Messages like wanting to feel good, but getting fed junk, wanting to look good, but being deprived of exercise (or getting way more exercise than it needs). Wanting to feel energized but getting pushed beyond its limits.
For the trauma survivor and person struggling with addiction, this can be so true, because in the course of wrestling with these painful conditions, we can unknowingly loose touch with our body, how it feels, what it wants, what it knows.
When we loose touch in these ways, it can open the doorway to pushing our body beyond its very real limits, when we’re just trying to cope with life.
What can wake us up to this kind of body neglect is either complete exhaustion or, heaven forbid, a stress related illness.
What can come along with this sort of body neglect is the sense of inner confusion, feeling grounded. Now we’re not anchored. We’re not connected to our self anymore because we’ve lost touch with our body and its inherent wisdom.
Now I know this sounds like crazy talk to suggest the body has a wisdom of its own. We’re not taught to think about the body in this way. But I humbly submit that it does.

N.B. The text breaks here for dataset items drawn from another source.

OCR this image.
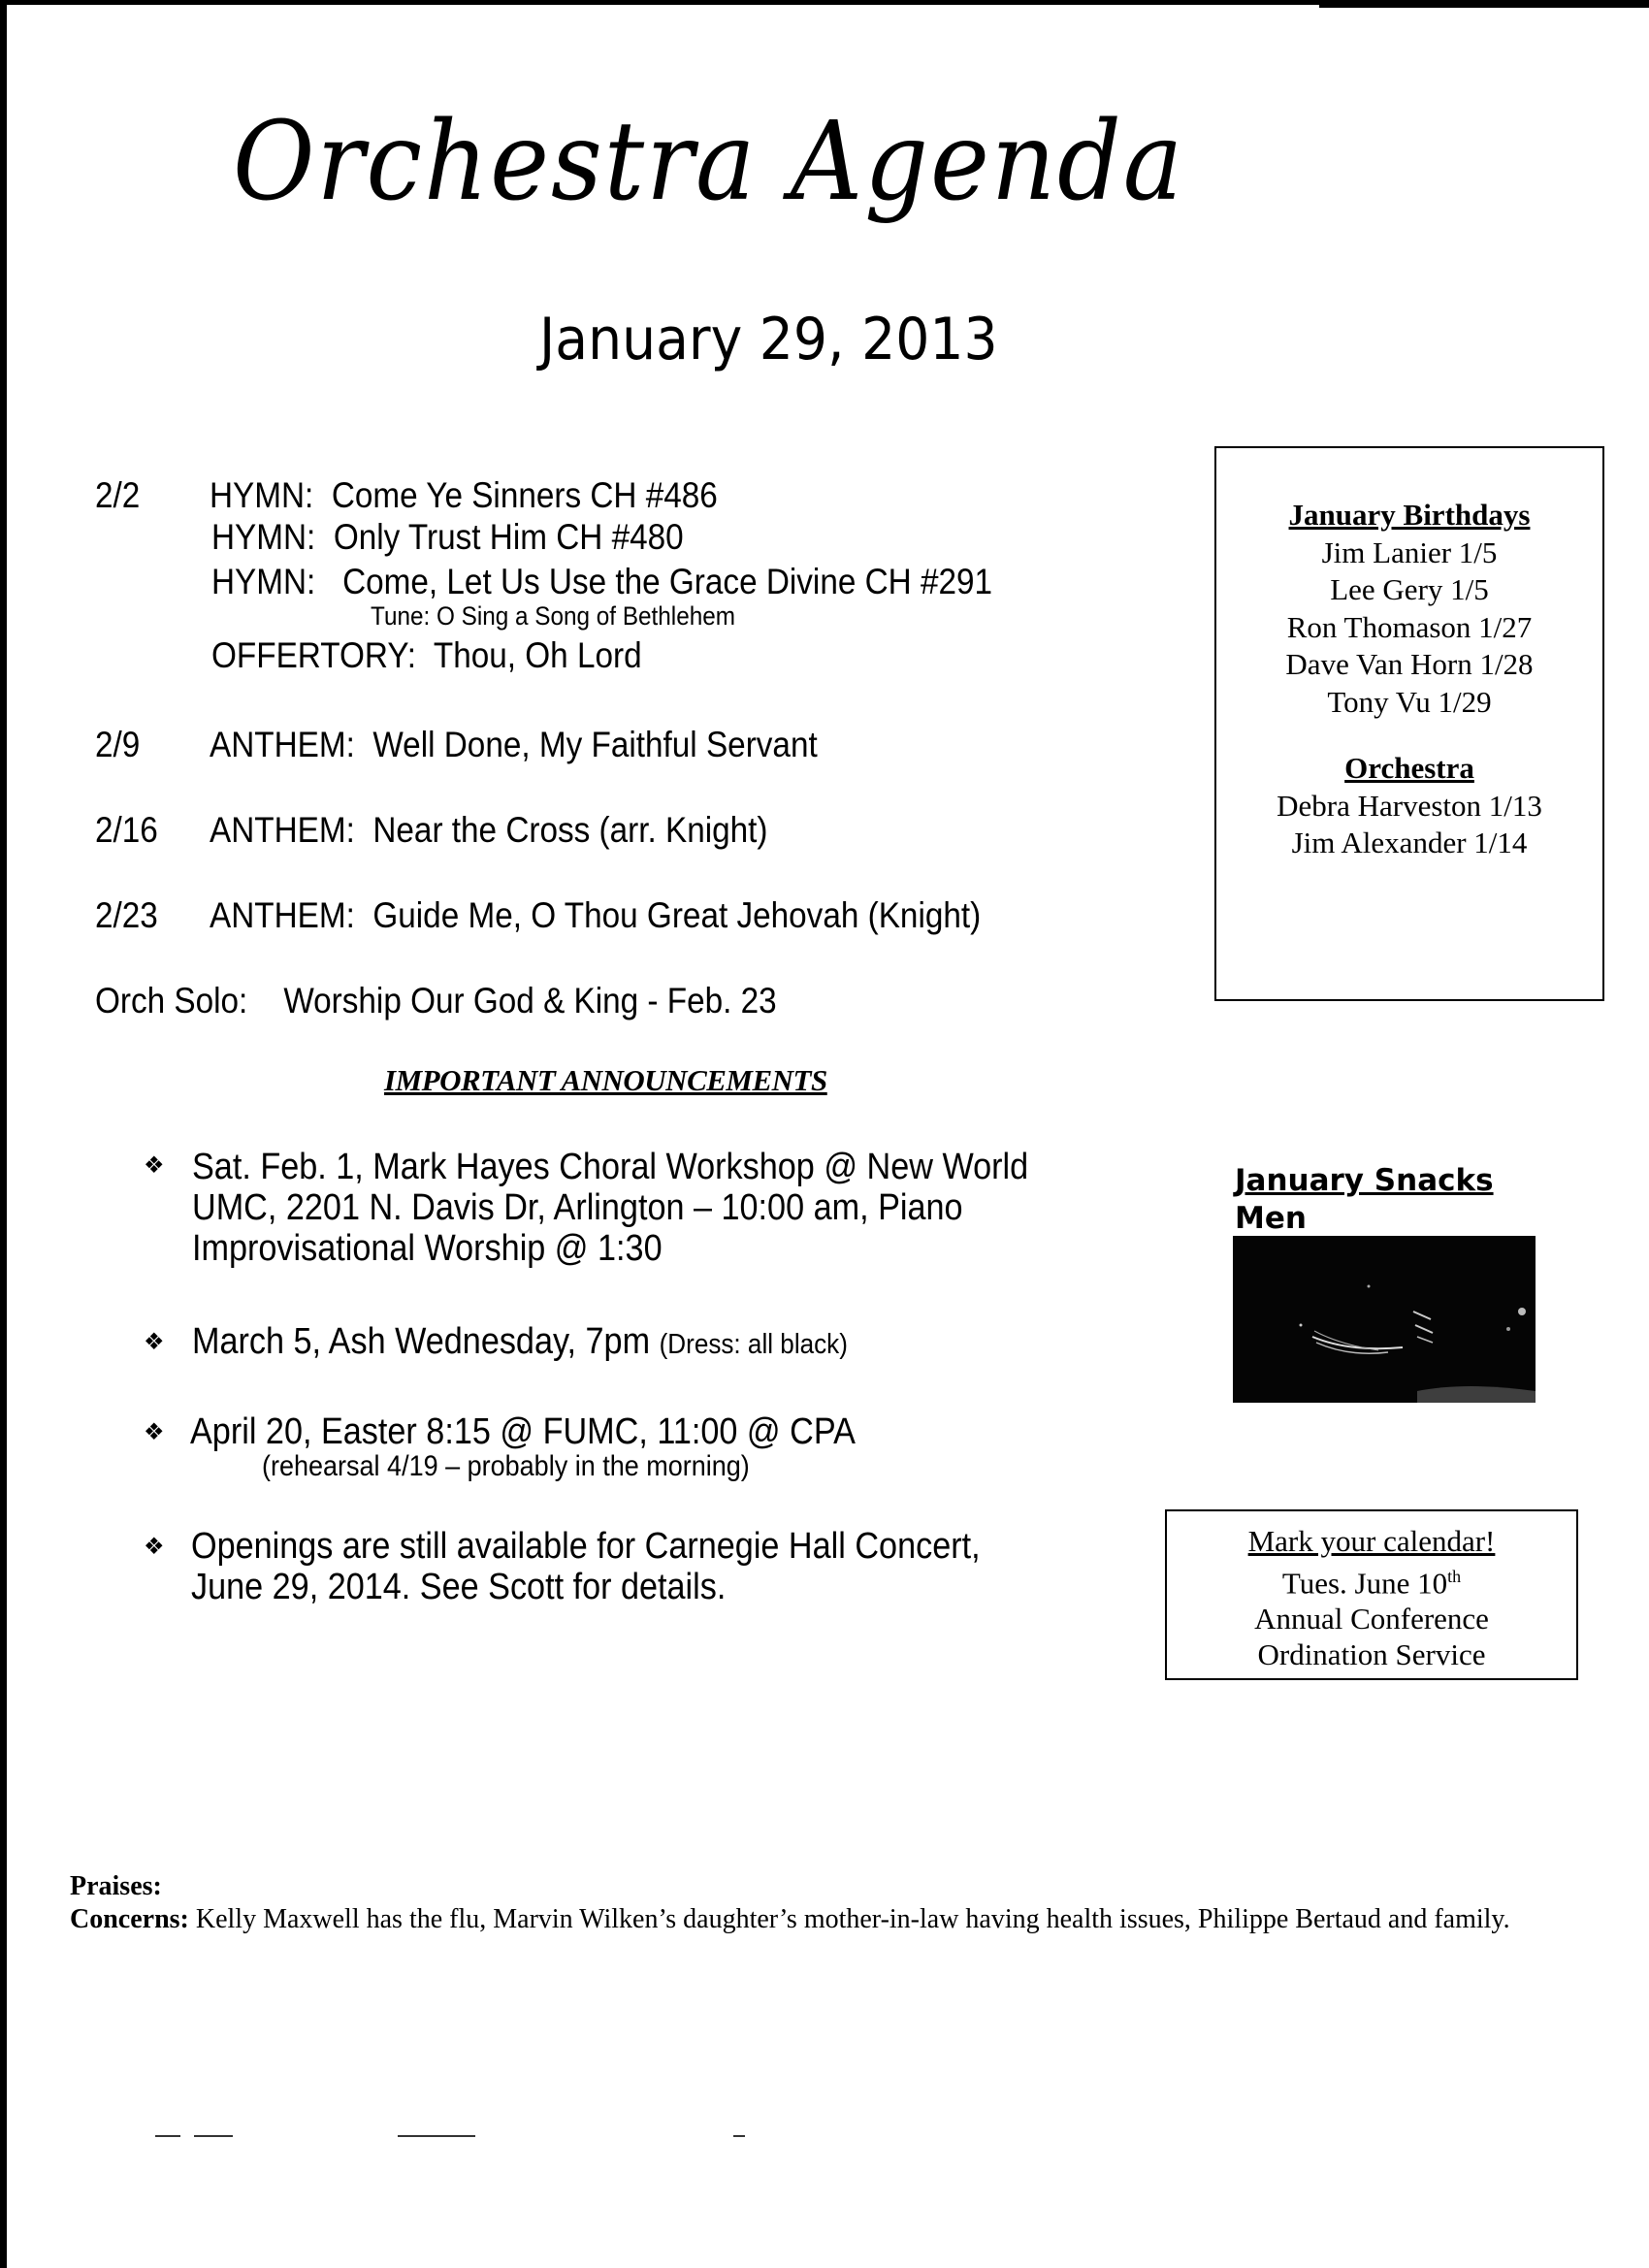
Orchestra Agenda
January 29, 2013
2/2 HYMN: Come Ye Sinners CH #486
HYMN: Only Trust Him CH #480
HYMN: Come, Let Us Use the Grace Divine CH #291
Tune: O Sing a Song of Bethlehem
OFFERTORY: Thou, Oh Lord
2/9 ANTHEM: Well Done, My Faithful Servant
2/16 ANTHEM: Near the Cross (arr. Knight)
2/23 ANTHEM: Guide Me, O Thou Great Jehovah (Knight)
Orch Solo: Worship Our God & King - Feb. 23
January Birthdays
Jim Lanier 1/5
Lee Gery 1/5
Ron Thomason 1/27
Dave Van Horn 1/28
Tony Vu 1/29
Orchestra
Debra Harveston 1/13
Jim Alexander 1/14
IMPORTANT ANNOUNCEMENTS
❖ Sat. Feb. 1, Mark Hayes Choral Workshop @ New World
UMC, 2201 N. Davis Dr, Arlington – 10:00 am, Piano
Improvisational Worship @ 1:30
❖ March 5, Ash Wednesday, 7pm (Dress: all black)
❖ April 20, Easter 8:15 @ FUMC, 11:00 @ CPA
(rehearsal 4/19 – probably in the morning)
❖ Openings are still available for Carnegie Hall Concert,
June 29, 2014. See Scott for details.
January Snacks
Men
Mark your calendar!
Tues. June 10th
Annual Conference
Ordination Service
Praises:
Concerns: Kelly Maxwell has the flu, Marvin Wilken’s daughter’s mother-in-law having health issues, Philippe Bertaud and family.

How can we connect to the body again? In the same way we’d listen attentively to someone we care about.
One way of listening attentively to our body is through Yoga. A gentle and subjective approach to Yoga that is, which helps us to slow down the restless monkey mind and connect with the felt experience of our body. A style of Yoga that enables us to tune in, listen, and yield to what we hear from the inside out.
Here’s a simple practice to do right now to experiment with this notion:
Allow yourself to find a comfy place to sit down. Either on the floor in a cross legged position, or in a chair with the feet planted against the floor. Perhaps covering your body with a blanket if you’d like, but finding your way into a comfortable seated position, one that makes sense to your body. The hands can rest naturally in your lap.
Then, allow your eyes to close. Turn your attention inward to the movement of the breath in your body, as it rises on the flow of the inhalation and falls on the flow of the exhalation. Do this for at least 10 full breaths (1 breath = inhalation + exhalation), until things quiet down inside.
Then, as the breath rises and falls, allow yourself to begin to notice any sensations moving through your body. Notice how the body feels here from the inside out. If you were to gently move your body from side to side, allow yourself to tune in to where the movement is emerging in the body and to notice any sensations that you feel. What’s happening here?
Does it feel as if you need to adjust the body to come into an even more comfortable position? Consider listening to what you hear. Yield to this prompting. What’s happening now?
If you were to gently drop one shoulder a little closer to the earth, and then the other, allow yourself to tune in to where the movement is arising in the body and to any sensations that you feel. What’s happening here?
Does it feel as if you need to adjust the body and come into an even more comfortable position? Consider listening to what you hear. Yield to this prompting. What’s happening now?
Rest here for a moment. Allow yourself to feel what you’re feeling here.
Listening, attending, and yielding, 3 forgotten ways of coming back into connection with the body and its inherent intelligence. When we do, we not only raise awareness of our body, but we re-connect and deepen our connection. This allows us to cultivate trust in our self again, and over time, a little something called peace.
With the sense of disconnect being a core experience of trauma and addiction, listening, attending and yielding become welcome allies as we embrace the body and its wisdom along the journey back home to our self.